Vulnerable people are those who will immediately run towards the main exit instead of finding a back door — and thus get stuck in the doorway of a burning nightclub.
A tragic account of a nightclub fire survivor describes my point:
I kicked out a side window to try to get people out of there. One guy did crawl out. I went back around the front again, and that’s when you saw people stacked on top of each other, trying to get out of the front door. And by then, the black smoke was pouring out over their heads….https://en.wikipedia.org/wiki/The_Station_nightclub_fire
So remember that, at any time, any event can happen, so never let your guard down and be aware. Especially when everyone is distracted. Protect yourself by going the other way.
Be the guy that gets out the side window.
3. Awareness of Recent Trends and Surrounding Consciousness
Hitler’s rise to power in Nazi Germany illustrates what can happen to a country in struggle. This country went from nothing, to conquering all of Europe, to losing it all again in less than 15 years.
With it came the atrocities of the holocaust where millions of Jews and other “undesirables” were killed.
Imagine you were Jew at the time.
Witnessing the 1920’s radical political shift and surrounding attitude of your fellow country men, would you have stayed? Would you have the awareness protect yourself in this situation?
In hindsight, of course. But at the time, many people underestimated Hitler and the Nazi party’s willingness to stay in power.
Note that Germany was a democracy like any other, and Hitler rose to power by the vote.
It seems easy to say now, to see it coming, and that no one expected Hitler to do what he did.
But indeed, a few famous men could have foresaw Hitler’s rise to power and danger it brought.
Many famous Jews of today such as Albert Einstein fled Germany at the right time, barely escaping Nazi power.
Had Albert been solely focusing on his scientific progress, ignoring every news article, he’d be a blip in history.
In addition to physical awareness, be aware of what people say around you, who they vote for, and the collective consciousness of your fellow countrymen.
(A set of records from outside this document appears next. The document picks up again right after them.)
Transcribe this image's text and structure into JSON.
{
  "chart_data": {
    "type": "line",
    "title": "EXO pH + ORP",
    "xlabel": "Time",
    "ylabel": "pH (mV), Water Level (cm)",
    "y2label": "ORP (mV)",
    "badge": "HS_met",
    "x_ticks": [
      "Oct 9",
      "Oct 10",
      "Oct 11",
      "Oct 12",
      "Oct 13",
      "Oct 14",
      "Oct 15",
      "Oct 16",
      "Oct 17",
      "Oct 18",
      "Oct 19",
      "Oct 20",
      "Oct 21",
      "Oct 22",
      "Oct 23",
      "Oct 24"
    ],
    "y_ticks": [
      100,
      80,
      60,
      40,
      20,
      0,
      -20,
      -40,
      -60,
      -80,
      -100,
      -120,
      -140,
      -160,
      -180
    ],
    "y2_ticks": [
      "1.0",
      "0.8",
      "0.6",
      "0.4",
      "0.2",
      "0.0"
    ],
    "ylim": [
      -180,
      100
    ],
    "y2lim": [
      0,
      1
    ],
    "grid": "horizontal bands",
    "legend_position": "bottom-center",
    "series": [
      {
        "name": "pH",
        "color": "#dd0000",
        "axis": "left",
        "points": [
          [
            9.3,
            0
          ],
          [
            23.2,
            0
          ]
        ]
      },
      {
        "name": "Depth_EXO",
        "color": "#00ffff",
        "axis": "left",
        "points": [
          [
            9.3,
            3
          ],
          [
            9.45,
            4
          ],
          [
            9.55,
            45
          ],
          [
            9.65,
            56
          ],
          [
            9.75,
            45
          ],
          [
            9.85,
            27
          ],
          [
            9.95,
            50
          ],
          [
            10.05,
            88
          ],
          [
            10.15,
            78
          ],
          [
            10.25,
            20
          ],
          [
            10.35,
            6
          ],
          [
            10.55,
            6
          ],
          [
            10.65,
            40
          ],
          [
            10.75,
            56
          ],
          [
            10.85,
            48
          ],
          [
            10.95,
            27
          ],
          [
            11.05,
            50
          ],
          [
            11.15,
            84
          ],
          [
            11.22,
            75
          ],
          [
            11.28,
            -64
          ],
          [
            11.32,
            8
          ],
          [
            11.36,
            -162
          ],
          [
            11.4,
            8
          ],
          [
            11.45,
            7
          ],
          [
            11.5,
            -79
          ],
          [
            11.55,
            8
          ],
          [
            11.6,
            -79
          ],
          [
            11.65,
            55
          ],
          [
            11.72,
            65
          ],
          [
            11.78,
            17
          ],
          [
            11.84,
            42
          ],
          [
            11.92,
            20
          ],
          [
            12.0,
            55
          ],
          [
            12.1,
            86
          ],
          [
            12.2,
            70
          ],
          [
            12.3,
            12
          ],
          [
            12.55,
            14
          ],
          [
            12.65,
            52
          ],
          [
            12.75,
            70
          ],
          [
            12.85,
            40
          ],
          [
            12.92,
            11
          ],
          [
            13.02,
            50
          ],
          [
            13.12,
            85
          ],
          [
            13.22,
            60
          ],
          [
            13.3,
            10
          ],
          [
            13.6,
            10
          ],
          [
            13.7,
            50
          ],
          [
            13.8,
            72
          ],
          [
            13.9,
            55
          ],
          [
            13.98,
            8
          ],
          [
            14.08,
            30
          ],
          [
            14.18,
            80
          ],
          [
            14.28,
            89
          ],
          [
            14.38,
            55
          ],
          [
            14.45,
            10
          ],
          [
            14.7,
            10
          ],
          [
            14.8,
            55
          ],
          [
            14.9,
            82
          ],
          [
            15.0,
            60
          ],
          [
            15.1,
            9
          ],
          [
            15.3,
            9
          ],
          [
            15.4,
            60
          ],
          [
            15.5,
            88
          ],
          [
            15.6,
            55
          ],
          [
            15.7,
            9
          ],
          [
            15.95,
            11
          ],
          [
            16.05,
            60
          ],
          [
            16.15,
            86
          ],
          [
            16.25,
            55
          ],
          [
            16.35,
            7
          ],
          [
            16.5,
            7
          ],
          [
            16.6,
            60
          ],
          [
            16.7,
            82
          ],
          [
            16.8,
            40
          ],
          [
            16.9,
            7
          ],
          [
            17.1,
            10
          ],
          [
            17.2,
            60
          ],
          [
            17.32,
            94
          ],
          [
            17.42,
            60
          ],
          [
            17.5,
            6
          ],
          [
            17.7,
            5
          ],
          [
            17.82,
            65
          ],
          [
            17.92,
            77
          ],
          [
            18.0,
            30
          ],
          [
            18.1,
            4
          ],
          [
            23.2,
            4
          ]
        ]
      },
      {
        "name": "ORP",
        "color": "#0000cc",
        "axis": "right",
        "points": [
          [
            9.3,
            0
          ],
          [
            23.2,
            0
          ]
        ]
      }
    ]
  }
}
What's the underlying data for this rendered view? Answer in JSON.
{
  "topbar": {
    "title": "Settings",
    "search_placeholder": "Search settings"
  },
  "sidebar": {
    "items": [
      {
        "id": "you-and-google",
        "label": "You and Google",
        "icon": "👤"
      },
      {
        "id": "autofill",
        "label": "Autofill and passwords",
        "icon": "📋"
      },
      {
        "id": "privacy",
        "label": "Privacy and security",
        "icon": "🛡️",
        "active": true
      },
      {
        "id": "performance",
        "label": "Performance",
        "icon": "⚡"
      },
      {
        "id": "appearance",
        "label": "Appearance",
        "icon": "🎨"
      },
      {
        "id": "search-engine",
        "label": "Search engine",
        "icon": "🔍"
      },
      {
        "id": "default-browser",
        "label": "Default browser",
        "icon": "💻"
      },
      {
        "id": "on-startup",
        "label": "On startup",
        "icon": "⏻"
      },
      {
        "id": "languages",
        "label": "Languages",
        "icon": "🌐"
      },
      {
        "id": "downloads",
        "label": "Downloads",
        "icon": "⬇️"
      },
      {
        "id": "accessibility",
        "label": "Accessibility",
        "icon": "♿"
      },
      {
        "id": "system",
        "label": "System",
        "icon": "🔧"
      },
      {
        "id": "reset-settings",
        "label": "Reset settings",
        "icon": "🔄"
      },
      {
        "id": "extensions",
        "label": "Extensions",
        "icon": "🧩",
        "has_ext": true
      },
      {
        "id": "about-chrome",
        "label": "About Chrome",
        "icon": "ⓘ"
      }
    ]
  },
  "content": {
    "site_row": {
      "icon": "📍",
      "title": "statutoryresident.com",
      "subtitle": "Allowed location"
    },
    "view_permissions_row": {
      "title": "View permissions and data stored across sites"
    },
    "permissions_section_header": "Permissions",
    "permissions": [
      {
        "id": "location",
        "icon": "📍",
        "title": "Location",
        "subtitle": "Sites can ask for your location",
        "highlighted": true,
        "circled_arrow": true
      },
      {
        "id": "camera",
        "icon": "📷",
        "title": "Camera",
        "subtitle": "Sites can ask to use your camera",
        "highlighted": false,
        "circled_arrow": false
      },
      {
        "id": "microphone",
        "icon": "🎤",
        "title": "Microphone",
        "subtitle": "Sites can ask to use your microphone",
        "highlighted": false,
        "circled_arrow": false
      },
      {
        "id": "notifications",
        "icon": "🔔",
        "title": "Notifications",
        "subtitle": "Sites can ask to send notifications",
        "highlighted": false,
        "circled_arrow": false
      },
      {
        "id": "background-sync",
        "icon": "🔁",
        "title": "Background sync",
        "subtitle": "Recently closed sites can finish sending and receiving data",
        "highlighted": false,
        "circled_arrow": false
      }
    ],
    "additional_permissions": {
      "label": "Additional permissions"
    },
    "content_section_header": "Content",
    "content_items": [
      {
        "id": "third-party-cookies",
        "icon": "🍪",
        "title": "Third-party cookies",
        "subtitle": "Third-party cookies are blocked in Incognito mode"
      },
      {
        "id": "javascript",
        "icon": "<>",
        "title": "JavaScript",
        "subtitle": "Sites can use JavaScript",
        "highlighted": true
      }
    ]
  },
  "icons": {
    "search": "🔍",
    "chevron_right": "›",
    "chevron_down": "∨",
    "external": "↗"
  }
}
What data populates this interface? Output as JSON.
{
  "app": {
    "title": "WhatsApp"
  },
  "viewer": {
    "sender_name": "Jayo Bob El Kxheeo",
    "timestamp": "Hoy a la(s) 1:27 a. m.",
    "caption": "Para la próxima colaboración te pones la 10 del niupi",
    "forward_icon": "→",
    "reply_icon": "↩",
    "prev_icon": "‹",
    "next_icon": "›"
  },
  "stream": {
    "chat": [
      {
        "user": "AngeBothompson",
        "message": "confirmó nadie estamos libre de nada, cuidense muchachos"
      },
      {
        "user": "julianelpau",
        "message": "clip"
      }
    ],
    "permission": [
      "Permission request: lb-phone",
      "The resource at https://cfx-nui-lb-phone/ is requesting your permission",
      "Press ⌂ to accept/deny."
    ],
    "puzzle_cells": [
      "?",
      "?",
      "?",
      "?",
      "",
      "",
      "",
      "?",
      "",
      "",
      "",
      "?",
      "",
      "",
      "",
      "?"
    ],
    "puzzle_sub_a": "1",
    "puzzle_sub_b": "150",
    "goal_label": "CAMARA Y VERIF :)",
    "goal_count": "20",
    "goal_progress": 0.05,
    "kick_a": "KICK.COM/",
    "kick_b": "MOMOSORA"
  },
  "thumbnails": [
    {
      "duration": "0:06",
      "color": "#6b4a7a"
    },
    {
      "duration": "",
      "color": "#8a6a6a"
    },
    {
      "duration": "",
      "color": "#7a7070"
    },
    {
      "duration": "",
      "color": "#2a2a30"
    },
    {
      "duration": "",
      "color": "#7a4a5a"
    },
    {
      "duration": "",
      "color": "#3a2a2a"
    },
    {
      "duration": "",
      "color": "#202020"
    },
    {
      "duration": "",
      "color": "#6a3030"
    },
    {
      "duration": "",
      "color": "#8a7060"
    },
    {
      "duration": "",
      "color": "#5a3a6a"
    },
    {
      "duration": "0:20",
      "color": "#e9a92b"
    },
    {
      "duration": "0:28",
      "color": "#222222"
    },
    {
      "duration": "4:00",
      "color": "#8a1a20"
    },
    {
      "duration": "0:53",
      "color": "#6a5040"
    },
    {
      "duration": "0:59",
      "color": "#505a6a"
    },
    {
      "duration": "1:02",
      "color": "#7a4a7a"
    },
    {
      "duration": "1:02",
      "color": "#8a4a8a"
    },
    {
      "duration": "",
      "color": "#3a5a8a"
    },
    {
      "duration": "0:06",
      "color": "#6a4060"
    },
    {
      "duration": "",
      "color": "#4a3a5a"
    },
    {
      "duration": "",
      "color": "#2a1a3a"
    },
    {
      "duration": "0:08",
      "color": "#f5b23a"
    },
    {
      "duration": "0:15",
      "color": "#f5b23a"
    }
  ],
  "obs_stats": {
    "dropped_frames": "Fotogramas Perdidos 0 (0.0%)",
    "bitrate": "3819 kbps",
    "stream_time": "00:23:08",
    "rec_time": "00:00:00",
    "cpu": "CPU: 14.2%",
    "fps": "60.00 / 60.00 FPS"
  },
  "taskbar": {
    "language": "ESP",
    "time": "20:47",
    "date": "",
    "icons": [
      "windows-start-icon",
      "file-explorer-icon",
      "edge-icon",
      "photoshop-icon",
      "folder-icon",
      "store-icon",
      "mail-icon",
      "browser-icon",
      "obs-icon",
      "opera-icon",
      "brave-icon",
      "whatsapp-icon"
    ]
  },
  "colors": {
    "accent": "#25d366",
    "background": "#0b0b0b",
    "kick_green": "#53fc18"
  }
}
The vote represents what people around you think about certain styles of governance and policy. Especially when a majority vote (60% +) decides a victory.
Being politically aware is extremely important because the world around you is constantly changing.
It is hard to notice.
It takes a lot of time for political change to take place. But when the change occurs (whether its favorable to you, or not), it is too late to react.
So open your eyes, and protect yourself from calamity before it happens, or stay in a good situation while it benefits you.
The Black Swan. You can’t see it coming. You can only react. Some things happen subversively under your own nose without your notice. Keep your eyes open if you don’t wanna get hit — be aware
Be aware when others are relaxed. Have the physical strength to run away or survive. Have the mental acuity to notice things that others don’t.
Other than preparing yourself, a Black Swan can never be predicted. Only by reacting swiftly — finding the back exit instead of the main entrance, will you be able to protect yourself from this world of uncertainty.